The Chappel Show

The Chappel Show

While Jovani Chappel might not have the speed to match a typical college cornerback or the size and power like many safeties, he uses the one attribute that sets him apart from other defensive backs.

That's intelligence. But don't be mistaken. Jovani Chappel is plenty fast, and the sophomore packs a lot of power into his 5-foot-9, 185-pound frame. That's why University of Pittsburgh coach Dave Wannstedt made him a key reserve at cornerback as a freshman last fall and had no qualms about moving him to safety this past spring.

"In our defense the safeties get to set fronts and make all the different checks and things,'' Chappel said. "So, it's a lot different, but it's nothing I can't handle being an intelligent guy on defense. So, there definitely is a difference, like what I see as a corner and what I need to see as a safety.

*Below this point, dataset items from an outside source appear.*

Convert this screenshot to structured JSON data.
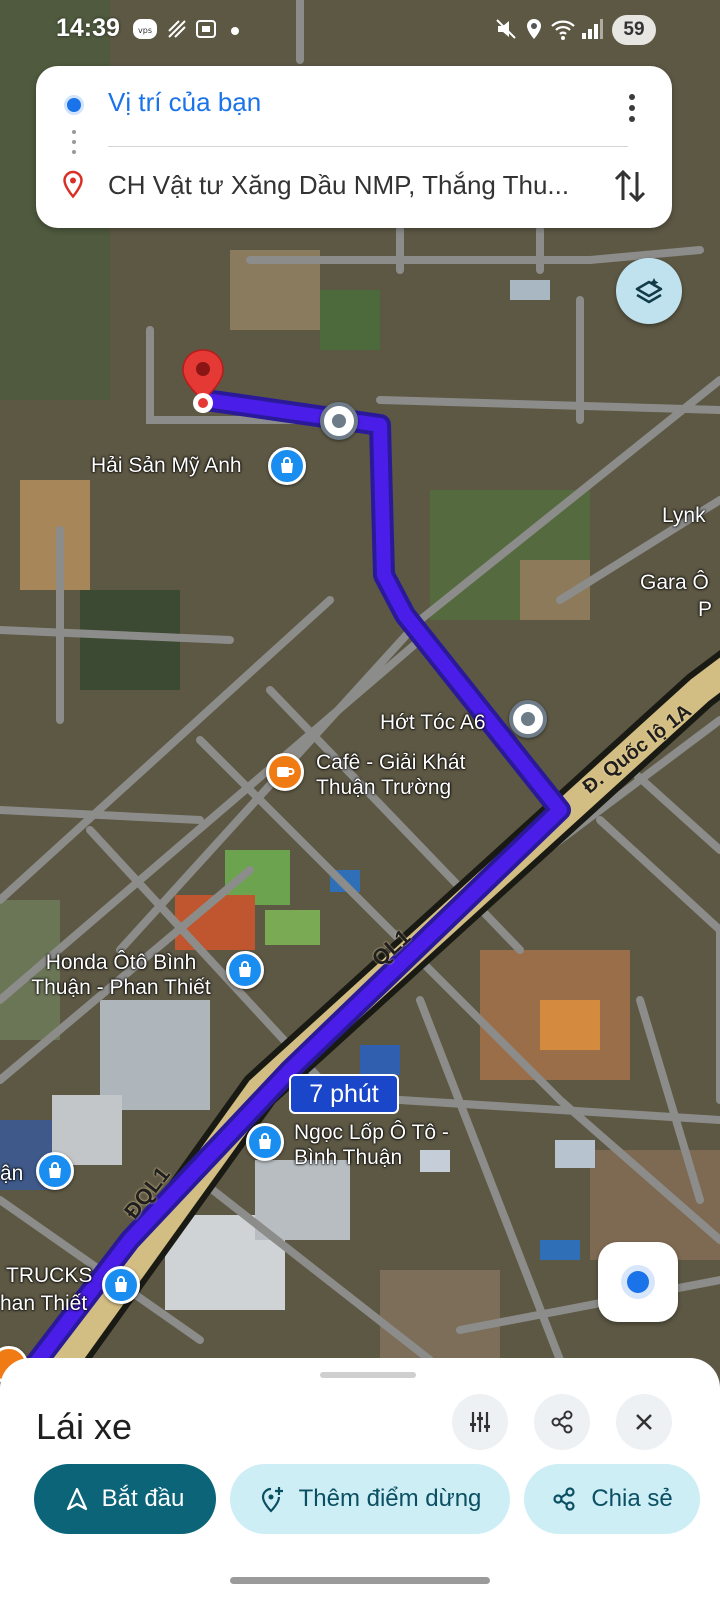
{
  "status_bar": {
    "time": "14:39",
    "battery": "59"
  },
  "route": {
    "origin": "Vị trí của bạn",
    "destination": "CH Vật tư Xăng Dầu NMP, Thắng Thu..."
  },
  "map": {
    "road_labels": {
      "ql1": "QL1",
      "dql1": "ĐQL1",
      "quoc_lo_1a": "Đ. Quốc lộ 1A"
    },
    "places": {
      "hai_san": "Hải Sản Mỹ Anh",
      "lynk": "Lynk",
      "gara": "Gara Ô",
      "gara_2": "P",
      "hot_toc": "Hớt Tóc A6",
      "cafe": "Cafê - Giải Khát Thuận Trường",
      "honda": "Honda Ôtô Bình Thuận - Phan Thiết",
      "ngoc_lop": "Ngọc Lốp Ô Tô - Bình Thuận",
      "edge_left": "ận",
      "trucks": "TRUCKS",
      "trucks_2": "han Thiết"
    },
    "duration_badge": "7 phút",
    "colors": {
      "route": "#4a1ee8",
      "road_major": "#d2bd83",
      "badge": "#1a47c9"
    }
  },
  "bottom_sheet": {
    "mode": "Lái xe",
    "start_label": "Bắt đầu",
    "add_stop_label": "Thêm điểm dừng",
    "share_label": "Chia sẻ",
    "icons": [
      "options-icon",
      "share-icon",
      "close-icon"
    ]
  }
}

"That's a big one, too. So, it's different in those aspects, but it's the same as far as playing football is concerned. I don't think the change elevated my playing time, but I'm learning a lot from our fifth-year senior starter, Mike Phillips, who also is a very intelligent guy. He has taught me a lot.''

Phillips basically is in his fourth season as a starter, so Chappel couldn't have a better tutor. But the powerfully-built Chappel is still the No. 1 player off the bench when the Panthers go to their nickel or dime (passing) defense. So, what he learned playing cornerback and what 's gleaning as a safety has been invaluable.

"I take every opportunity that I can, even though some people might think this change was a reason for me to be upset, because it seemed like I was working my way to be in there more often as a corner,'' Chappel said. "But I don't look at things that way. I take it as an opportunity to learn more about playing in the secondary. The more I know the better I can be.

"And the more I can help this football team. So, that's what I'm trying to do. A lot of corners can cover, but I try to set myself apart with my tackling ability. It was like that for me ever since high school. It helped me to be able to move to safety, so it's been to my advantage from the outset, and I'm always going to work on it to try to improve my game.''

Chappel is also part of Pitt's young secondary corps, after fifth-year seniors Phillips and Kennard Cox and redshirt junior Eric Thatcher. There's sophomore cornerback Aaron Berry, freshman safety Dom DeCicco and redshirt freshman corner Ricky Gary, along with several incoming recruits at the position next year.

"There definitely is a bright future at the position here,'' secondary coach Chris Ball said. "And if they all worked as hard as Jovani we wouldn't have to worry about any of them. That doesn't mean they don't, because we have a good group of guys, but Jovani really pushes it to the limit.''

Chappel was a hard worker before he arrived at Pitt, so his work ethic has not been a surprise. He graduated early from Trotwood-Madison High School in Ohio and participated in spring drills with the Panthers in 2006.

"It really was beneficial, I would say, from the adjustment part,'' Chappel said. "And it's more than just football. It was important for me as far as academics were concerned and also just from me being away from home. But I had the whole spring and summer to get acclimated to my new situation and to ease into things on the football field as well as in the classroom.

"That allowed me to be as ready as possible once camp started and then the regular season got underway. A lot of guys struggle when they come in right before camp, even if they can get here in the summer, but I was able to come in early and that really has paid off for me.''

And the dividends have been high for Pitt as well.